Modes of Transportation – In an Automobile

Electronic Stability Control System

The electronic stability control system is a safety system that reduces the risks of skidding and of losing control of your vehicle.

What is ESC?

Electronic Stability Control (ESC) is a safety system that helps you maintain control of your vehicle, in particular when you swerve or brake suddenly to avoid an obstacle, or when the road is slippery.

ESC has its limits and cannot replace safe driving behaviour

For the ESC system to function as effectively as possible, your brakes must be in good condition and your tires must be inflated to the right pressure, in good condition and appropriate for the road and weather conditions.

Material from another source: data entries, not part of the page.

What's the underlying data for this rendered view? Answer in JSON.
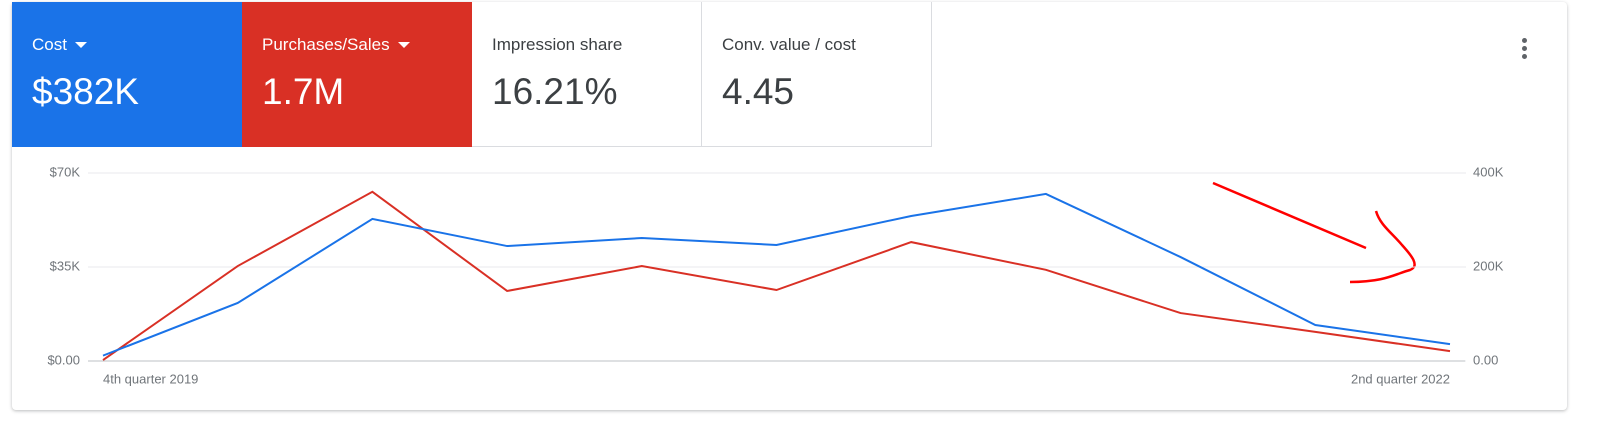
{
  "scorecards": [
    {
      "value": "$382K"
    },
    {
      "value": "1.7M"
    },
    {
      "label": "Impression share",
      "value": "16.21%"
    },
    {
      "label": "Conv. value / cost",
      "value": "4.45"
    }
  ],
  "chart_data": {
    "type": "line",
    "categories": [
      "4th quarter 2019",
      null,
      null,
      null,
      null,
      null,
      null,
      null,
      null,
      null,
      "2nd quarter 2022"
    ],
    "series": [
      {
        "name": "Cost",
        "color": "#1a73e8",
        "values": [
          2000,
          21600,
          52900,
          42800,
          45800,
          43200,
          54000,
          62200,
          38700,
          13400,
          6300
        ]
      },
      {
        "name": "Purchases/Sales",
        "color": "#d93025",
        "axis": "y2",
        "values": [
          2000,
          202000,
          360000,
          149000,
          202000,
          151000,
          253000,
          194000,
          102000,
          62000,
          21000
        ]
      }
    ],
    "ylim": [
      0,
      70000
    ],
    "yticks": [
      {
        "value": 0,
        "label": "$0.00"
      },
      {
        "value": 35000,
        "label": "$35K"
      },
      {
        "value": 70000,
        "label": "$70K"
      }
    ],
    "y2lim": [
      0,
      400000
    ],
    "y2ticks": [
      {
        "value": 0,
        "label": "0.00"
      },
      {
        "value": 200000,
        "label": "200K"
      },
      {
        "value": 400000,
        "label": "400K"
      }
    ],
    "grid": true
  }
}
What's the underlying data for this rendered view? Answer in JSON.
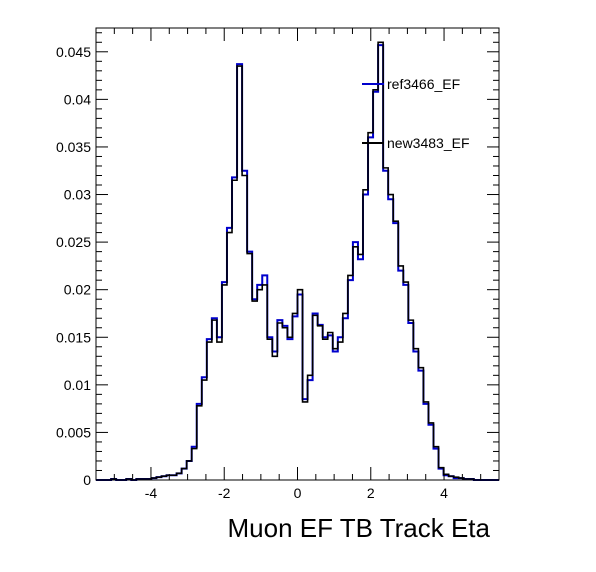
{
  "chart_data": {
    "type": "line",
    "title": "",
    "xlabel": "Muon EF TB Track Eta",
    "ylabel": "",
    "xlim": [
      -5.5,
      5.5
    ],
    "ylim": [
      0,
      0.0475
    ],
    "grid": false,
    "legend_position": "top-right",
    "x_ticks": [
      "-4",
      "-2",
      "0",
      "2",
      "4"
    ],
    "y_ticks": [
      "0",
      "0.005",
      "0.01",
      "0.015",
      "0.02",
      "0.025",
      "0.03",
      "0.035",
      "0.04",
      "0.045"
    ],
    "x_tick_values": [
      -4,
      -2,
      0,
      2,
      4
    ],
    "y_tick_values": [
      0,
      0.005,
      0.01,
      0.015,
      0.02,
      0.025,
      0.03,
      0.035,
      0.04,
      0.045
    ],
    "bin_edges_start": -5.5,
    "bin_width": 0.1375,
    "series": [
      {
        "name": "ref3466_EF",
        "color": "#0000cc",
        "values": [
          0,
          0,
          0,
          0.0001,
          0,
          0,
          0.0001,
          0,
          0.0001,
          0.0001,
          0.0001,
          0.0002,
          0.0003,
          0.0004,
          0.0005,
          0.0005,
          0.0007,
          0.0012,
          0.002,
          0.0035,
          0.008,
          0.0108,
          0.0148,
          0.017,
          0.015,
          0.0208,
          0.0265,
          0.0318,
          0.0437,
          0.0325,
          0.024,
          0.019,
          0.0205,
          0.0215,
          0.015,
          0.0135,
          0.0168,
          0.0162,
          0.0148,
          0.0172,
          0.0195,
          0.0085,
          0.0105,
          0.0175,
          0.0163,
          0.015,
          0.0152,
          0.0135,
          0.015,
          0.017,
          0.021,
          0.025,
          0.0232,
          0.03,
          0.036,
          0.0408,
          0.0457,
          0.0325,
          0.0295,
          0.027,
          0.022,
          0.0205,
          0.0165,
          0.0135,
          0.0115,
          0.008,
          0.0058,
          0.0033,
          0.0012,
          0.0005,
          0.0004,
          0.0002,
          0.0002,
          0.0001,
          0.0001,
          0,
          0,
          0,
          0,
          0
        ]
      },
      {
        "name": "new3483_EF",
        "color": "#000000",
        "values": [
          0,
          0,
          0,
          0.0001,
          0,
          0,
          0.0001,
          0,
          0.0001,
          0.0001,
          0.0001,
          0.0002,
          0.0003,
          0.0004,
          0.0005,
          0.0005,
          0.0007,
          0.0012,
          0.002,
          0.0033,
          0.0078,
          0.0105,
          0.0145,
          0.0168,
          0.0145,
          0.0205,
          0.026,
          0.0315,
          0.0435,
          0.032,
          0.0238,
          0.0188,
          0.02,
          0.0205,
          0.0148,
          0.013,
          0.0165,
          0.016,
          0.015,
          0.0175,
          0.02,
          0.0082,
          0.011,
          0.0173,
          0.0162,
          0.0148,
          0.0155,
          0.0138,
          0.0145,
          0.0175,
          0.0215,
          0.0245,
          0.0237,
          0.0305,
          0.0365,
          0.041,
          0.046,
          0.0328,
          0.03,
          0.0272,
          0.0225,
          0.0208,
          0.0168,
          0.0138,
          0.0118,
          0.0082,
          0.006,
          0.0035,
          0.0013,
          0.0006,
          0.0004,
          0.0003,
          0.0002,
          0.0001,
          0.0001,
          0,
          0,
          0,
          0,
          0
        ]
      }
    ]
  }
}
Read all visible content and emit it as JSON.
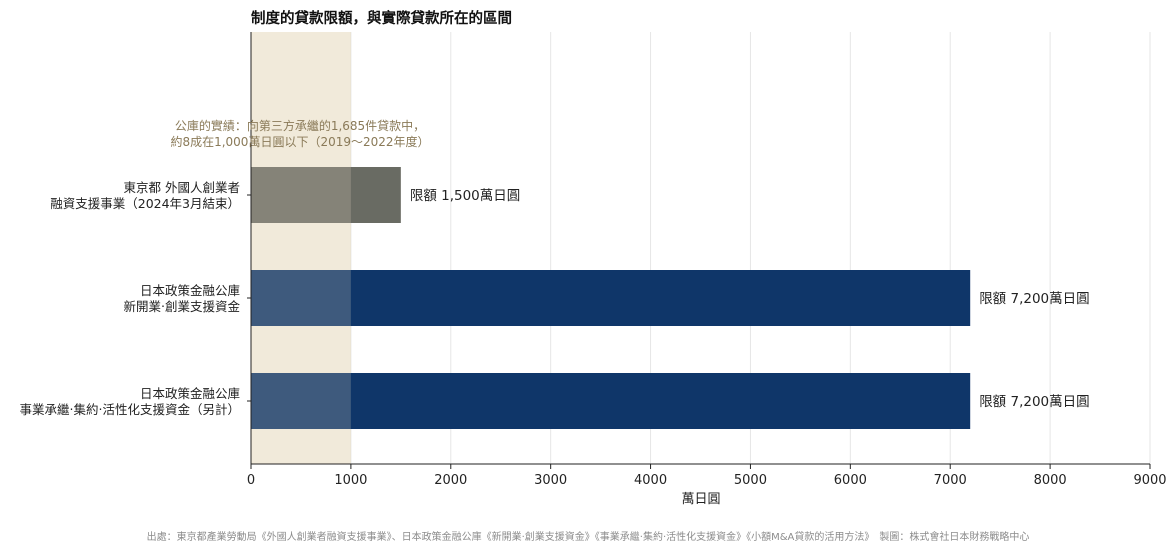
{
  "chart_data": {
    "type": "bar",
    "orientation": "horizontal",
    "title": "制度的貸款限額，與實際貸款所在的區間",
    "xlabel": "萬日圓",
    "xlim": [
      0,
      9000
    ],
    "xticks": [
      0,
      1000,
      2000,
      3000,
      4000,
      5000,
      6000,
      7000,
      8000,
      9000
    ],
    "grid": "vertical",
    "categories": [
      [
        "東京都 外國人創業者",
        "融資支援事業（2024年3月結束）"
      ],
      [
        "日本政策金融公庫",
        "新開業‧創業支援資金"
      ],
      [
        "日本政策金融公庫",
        "事業承繼‧集約‧活性化支援資金（另計）"
      ]
    ],
    "values": [
      1500,
      7200,
      7200
    ],
    "data_labels": [
      "限額 1,500萬日圓",
      "限額 7,200萬日圓",
      "限額 7,200萬日圓"
    ],
    "bar_colors": [
      "#696b63",
      "#0f3669",
      "#0f3669"
    ],
    "highlight_band": {
      "from": 0,
      "to": 1000,
      "color": "#e8dcc2",
      "annotation": [
        "公庫的實績：向第三方承繼的1,685件貸款中，",
        "約8成在1,000萬日圓以下（2019～2022年度）"
      ]
    }
  },
  "footer": {
    "source": "出處：東京都產業勞動局《外國人創業者融資支援事業》、日本政策金融公庫《新開業‧創業支援資金》《事業承繼‧集約‧活性化支援資金》《小額M&A貸款的活用方法》　製圖：株式會社日本財務戰略中心"
  }
}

The ESC system is now mandatory on new passenger vehiclesA motor vehicle, other than a motorcycle, a moped and a minibus. This vehicle must be owned by a natural person, carry up to 9 occupants (where such transportation does not require a permit from the Commission des transports du Québec), and be used mainly for personal purposes.. Some recent used vehicles are also equipped with an ESC system.

Some facts

  • Around 48% of serious crashes are caused by loss of control.
  • Around 23% of accidents causing injury involve a single vehicle (automobile or light truck).
  • ESC systems could help reduce such incidents by 20% to 40%.

How does ESC work?

The system uses sensors that measure several parameters (angle of the steering wheel, vehicle trajectory, etc.) in order to determine the risk of skidding.

When the vehicle starts to skid, the ESC system applies the brakes on one or more wheels and increases or reduces engine power to one or more wheels to keep the vehicle on its course and avoid loss of control. When the ESC system is activated, the ESC indicator light on the dashboard comes on or begins to flash.